### Challenge questions

Easy questions:

 1. How many total pings are in the Ocearch shark data?
 2. How many unique species of sharks are in the data set?
 3. What is the name, weight, and species of the heaviest shark(s)?
 4. When and where was the very first ping?
 5. Excluding results with 0 distance traveled: what's the minimum, average, and maximum travel distances?
 
Intermediate questions:

 1. Which shark had the most pings?
 2. Which shark has been pinging the longest, and how long has that been?
 3. Which shark species has the most individual sharks tagged?
 4. What is the average length and weight of each shark species?
 5. Which shark has the biggest geographic box (largest distance from min lat/lon to max lat/lon, not dist_traveled)?
 
Hard questions:


### Load data

#### Query Ocearch API

In [None]:
import requests
url = 'http://www.ocearch.org/tracker/ajax/filter-sharks'

resp = requests.get(url)
resp

##### Turn json into dataframe

In [None]:
import pandas as pd
df = pd.DataFrame(resp.json())
columns = ['id', 'name', 'gender', 'species', 'weight', 'length', 'tagDate', 'dist_total']
df[columns].head()

In [None]:
df.shape

##### Filter out non-shark data

In [None]:
df.species.value_counts()

In [None]:
df = df[df.species.fillna('').str.contains('shark', case=False)]
df.shape

##### Extract ping data

In [None]:
ping_frames = []
for row in df.itertuples():
    ping_frame = pd.DataFrame(row.pings)
    ping_frame['id'] = row.id
    ping_frames.append(ping_frame)
    
len(ping_frames)

##### Merge shark/ping data

In [None]:
pings = pd.concat(ping_frames)
pings.shape

In [None]:
joined = pings.merge(df[columns], on='id')
joined.shape

In [None]:
joined.head()

##### Clean data

In [None]:
df = joined # don't need a reference to the original resp.json() df anymore
df.shape

In [None]:
def clean_weight(value):
    if not value:
        return value
    # most values are like "123 lb"
    value = str(value)
    for character in 'lbs,+':
        value = value.replace(character, '')
    return float(value)

def clean_length(value):
    if not value:
        return value
    # most length values are like '3 ft 4 in.'
    value = str(value)
    total = 0
    if 'ft' in value:
        ft, inches = value.split('ft')
        total += int(ft.strip()) * 12
    else:
        inches = value
    if inches.strip():
        total += float(inches.strip().split()[0])
    return total

df['weight'] = df.weight.apply(clean_weight)
df['length'] = df.length.apply(clean_length)
df['datetime'] = pd.to_datetime(df.tz_datetime)

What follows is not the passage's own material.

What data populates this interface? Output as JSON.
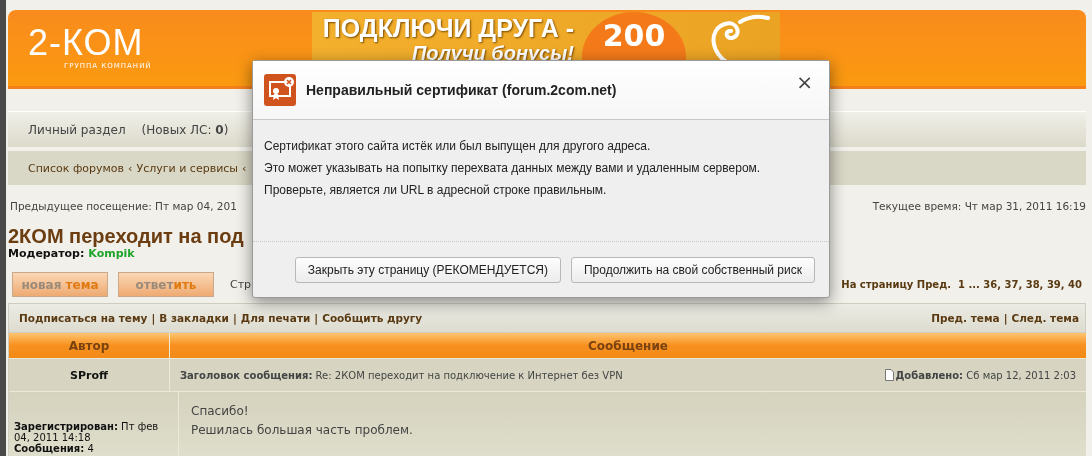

numeric_cols = ['latitude', 'longitude', 'dist_total', 'weight', 'length']
df[numeric_cols] = df[numeric_cols].apply(pd.to_numeric, axis=1)
df = df.drop(columns=['tz_datetime'])
df.head()

### Explore data

In [None]:
# are all the names unique?
counts = df.groupby('name').id.nunique()
counts.head()

In [None]:
counts[counts > 1]

### Challenge Questions

#### Easy Questions
 1. How many total pings are in the Ocearch shark data?
 2. How many unique species of sharks are in the data set?
 3. What is the name, weight, and species of the heaviest shark(s)?
 4. When and where was the very first ping?
 5. Excluding results with 0 distance traveled: what's the minimum, average, and maximum travel distances?

##### Total pings
How many total pings are in the Ocearch shark data?

In [None]:
len(df)

##### Unique species
How many unique species of sharks are in the data set?

In [None]:
df.species.nunique()

##### Heaviest shark(s)
What is the name, weight, and species of the heaviest shark(s)?

In [None]:
max_weight = df.weight.max()
max_weight

In [None]:
heavy_sharks = df[df.weight == df.weight.max()]
heavy_sharks.drop_duplicates('name')

##### First ping
When and where was the very first ping?

In [None]:
first_pings = df.sort_values('datetime').head(5)
first_pings[['name', 'datetime', 'latitude', 'longitude']]

##### Distance travelled
Excluding results with 0 distance traveled: what's the minimum, average, and maximum travel distances?

In [None]:
df.dist_total[df.dist_total > 0].describe()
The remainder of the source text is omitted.